3. Fungal alignment and secondary structure prediction of the region of Mre11 containing Q70.

4. mre11-Q70R, mre11-L89V and mre11-P110L alleles recovered from plasmid mutagenesis screening suppress sae2Δ hypersensitivity to camptothecin.

5. Structural prediction of S. cerevisiae Mre11 residues 1–414, obtained by homology modelling using the corresponding S. pombe and human structures. The water-accessible surface of the two monomers is shown in different shades of blue. Red: residues whose mutation suppresses sae2Δ DNA damage hypersensitivity. Orange: residues whose mutation abrogates Mre11 nuclease activity.

6. Model of Mre11 tertiary structure (residues 1–100). Residues are colour-coded as in (E).

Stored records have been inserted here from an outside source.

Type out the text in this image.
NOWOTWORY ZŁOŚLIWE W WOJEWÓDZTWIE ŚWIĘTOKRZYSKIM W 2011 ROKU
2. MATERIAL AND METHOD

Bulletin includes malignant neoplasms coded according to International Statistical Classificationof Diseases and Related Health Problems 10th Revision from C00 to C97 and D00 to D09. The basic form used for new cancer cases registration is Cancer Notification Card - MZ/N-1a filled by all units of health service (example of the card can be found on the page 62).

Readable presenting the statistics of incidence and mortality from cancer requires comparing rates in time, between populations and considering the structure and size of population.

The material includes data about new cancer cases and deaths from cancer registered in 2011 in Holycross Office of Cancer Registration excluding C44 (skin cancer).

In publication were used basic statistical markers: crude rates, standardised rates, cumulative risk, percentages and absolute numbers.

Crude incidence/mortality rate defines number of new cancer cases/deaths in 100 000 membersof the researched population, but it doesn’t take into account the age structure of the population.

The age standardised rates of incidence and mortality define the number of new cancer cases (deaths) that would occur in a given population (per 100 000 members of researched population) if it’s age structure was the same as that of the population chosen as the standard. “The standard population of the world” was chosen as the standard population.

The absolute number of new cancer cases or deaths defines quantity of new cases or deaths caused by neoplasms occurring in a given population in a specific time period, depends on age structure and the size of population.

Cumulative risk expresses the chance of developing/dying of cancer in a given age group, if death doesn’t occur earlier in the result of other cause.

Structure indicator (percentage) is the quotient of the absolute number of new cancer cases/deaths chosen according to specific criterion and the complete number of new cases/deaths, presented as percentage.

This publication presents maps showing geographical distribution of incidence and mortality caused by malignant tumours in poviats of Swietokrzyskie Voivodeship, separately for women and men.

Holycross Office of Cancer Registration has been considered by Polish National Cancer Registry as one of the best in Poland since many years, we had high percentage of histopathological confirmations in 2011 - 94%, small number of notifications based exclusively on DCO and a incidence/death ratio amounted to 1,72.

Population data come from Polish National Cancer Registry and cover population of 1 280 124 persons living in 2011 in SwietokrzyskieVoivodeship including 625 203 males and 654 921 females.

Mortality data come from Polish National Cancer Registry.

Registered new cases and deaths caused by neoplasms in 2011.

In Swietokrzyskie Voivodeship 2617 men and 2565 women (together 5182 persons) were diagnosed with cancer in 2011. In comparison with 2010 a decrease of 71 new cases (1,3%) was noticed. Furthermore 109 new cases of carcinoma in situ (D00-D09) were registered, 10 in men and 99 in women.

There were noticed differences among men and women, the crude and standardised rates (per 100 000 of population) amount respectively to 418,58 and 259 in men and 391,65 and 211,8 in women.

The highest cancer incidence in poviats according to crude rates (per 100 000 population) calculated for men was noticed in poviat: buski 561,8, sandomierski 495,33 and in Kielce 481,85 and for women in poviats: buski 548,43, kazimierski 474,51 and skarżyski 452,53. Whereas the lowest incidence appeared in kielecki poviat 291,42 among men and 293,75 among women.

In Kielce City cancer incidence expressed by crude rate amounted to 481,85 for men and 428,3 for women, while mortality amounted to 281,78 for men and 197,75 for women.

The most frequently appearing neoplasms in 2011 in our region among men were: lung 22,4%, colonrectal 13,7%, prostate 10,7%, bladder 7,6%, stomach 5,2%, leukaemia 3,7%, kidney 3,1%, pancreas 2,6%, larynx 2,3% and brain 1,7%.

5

7. Top: mre11-L77R suppresses the DNA damage hypersensitivity of sae2Δ cells. Bottom: localisation of mre11^SUPsae2Δ suppressors on the molecular model of the Mre11 dimer. The two Mre11 monomers are shown in different shades of blue, and the proposed path of bound ssDNA is indicated by the orange filament.

8. Model in which the two DNA filaments of the two DSB ends melt when binding to Mre11; the 5′ ends being channelled towards the active site and the 3′ end being channelled towards the Mre11^SUPsae2Δ region.

Figure 6

mre11^SUPsae2Δ alleles bypass the need for Sae2 to remove Mre11 from DSB ends

1. IR-induced Mre11^H37R foci (IRIF) persist for shorter times than Mre11-wt IRIF in exponentially growing sae2Δ cells (average and standard deviations from two or more independent experiments).

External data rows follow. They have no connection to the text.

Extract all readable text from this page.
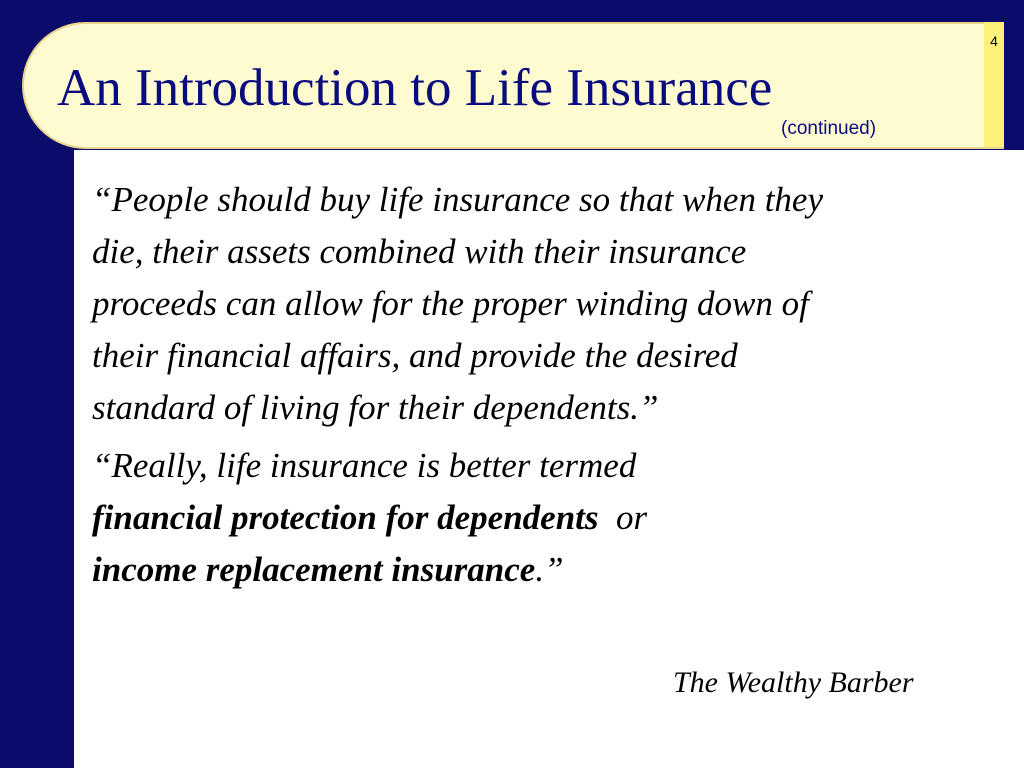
4
An Introduction to Life Insurance
(continued)

“People should buy life insurance so that when they
die, their assets combined with their insurance
proceeds can allow for the proper winding down of
their financial affairs, and provide the desired
standard of living for their dependents.”

“Really, life insurance is better termed
financial protection for dependents or
income replacement insurance.”

The Wealthy Barber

2. Effects of sae2Δ and mre11-H37R on Mre11 IRIF persistence still occur when Rad51 is absent, revealing that Mre11 IRIF persistence causes defective HR (average and standard deviation from two independent experiments).

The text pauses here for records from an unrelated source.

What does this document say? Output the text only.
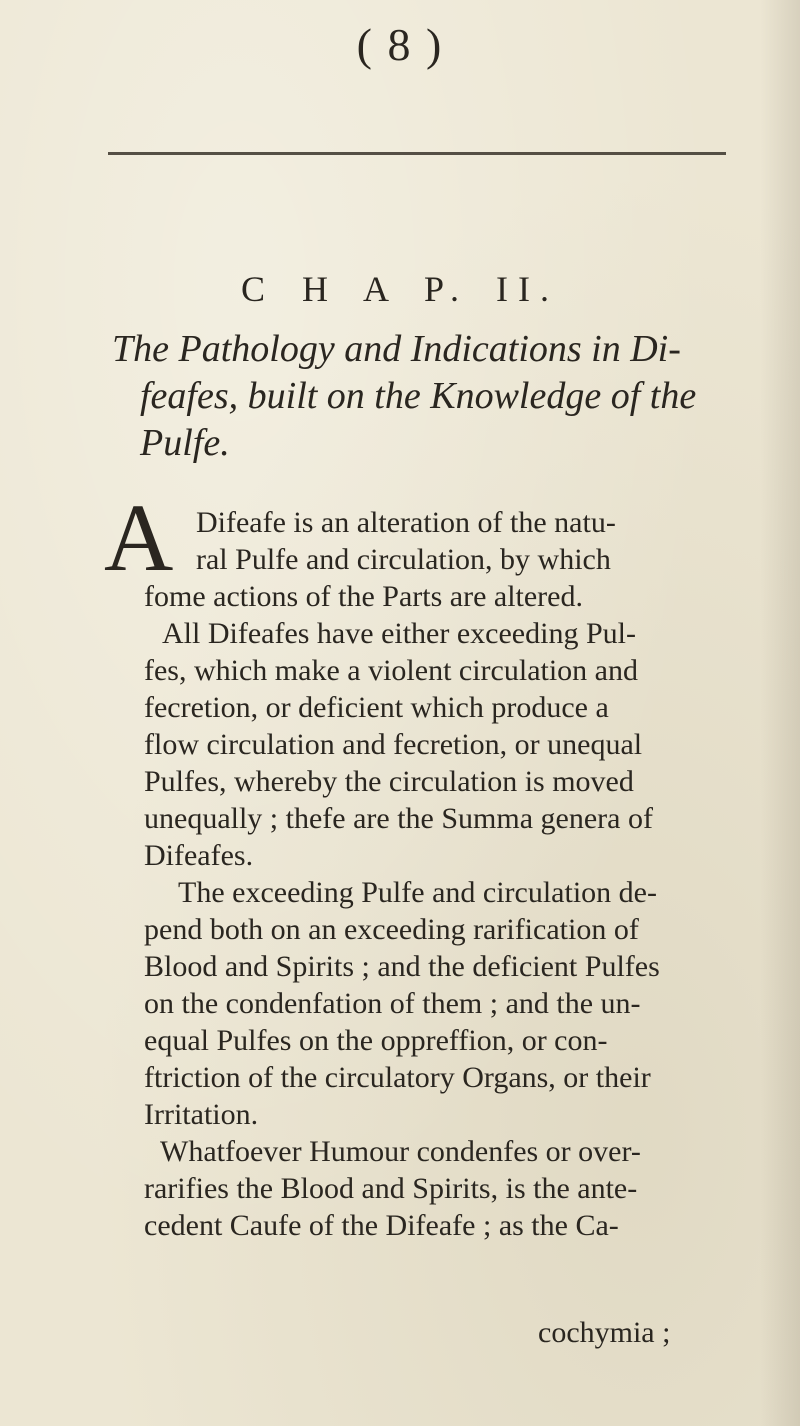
( 8 )
C H A P. II.
The Pathology and Indications in Di-
feafes, built on the Knowledge of the
Pulfe.
A Difeafe is an alteration of the natu-
ral Pulfe and circulation, by which
fome actions of the Parts are altered.
All Difeafes have either exceeding Pul-
fes, which make a violent circulation and
fecretion, or deficient which produce a
flow circulation and fecretion, or unequal
Pulfes, whereby the circulation is moved
unequally ; thefe are the Summa genera of
Difeafes.
The exceeding Pulfe and circulation de-
pend both on an exceeding rarification of
Blood and Spirits ; and the deficient Pulfes
on the condenfation of them ; and the un-
equal Pulfes on the oppreffion, or con-
ftriction of the circulatory Organs, or their
Irritation.
Whatfoever Humour condenfes or over-
rarifies the Blood and Spirits, is the ante-
cedent Caufe of the Difeafe ; as the Ca-
cochymia ;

3. mre11-H37R suppresses Mre11 IRIF persistence in exponentially growing rad50S cells (average and standard deviation from two independent experiments).

Figure 7

Tel1 participates in regulating Mre11 dynamics after DNA damage

1. mre11-H37R suppresses Tel1 hyperactivation induced by Mre11 IRIF persistence in sae2Δ cells.

2. Deletion of TEL1 weakens the suppression of the sensitivity of a sae2Δ strain mediated by mre11-H37R.

3. Deletion of TEL1 reduces the hyperaccumulation of Mre11 to IRIF and impairs the suppression of their persistence mediated by mre11-H37R (average and standard deviation from two independent experiments).

4. mre11-H37R suppresses the sensitivity to CPT of a tel1Δ strain.

5. Model for the role of MRX, Sae2 and Tel1 in response to DSBs.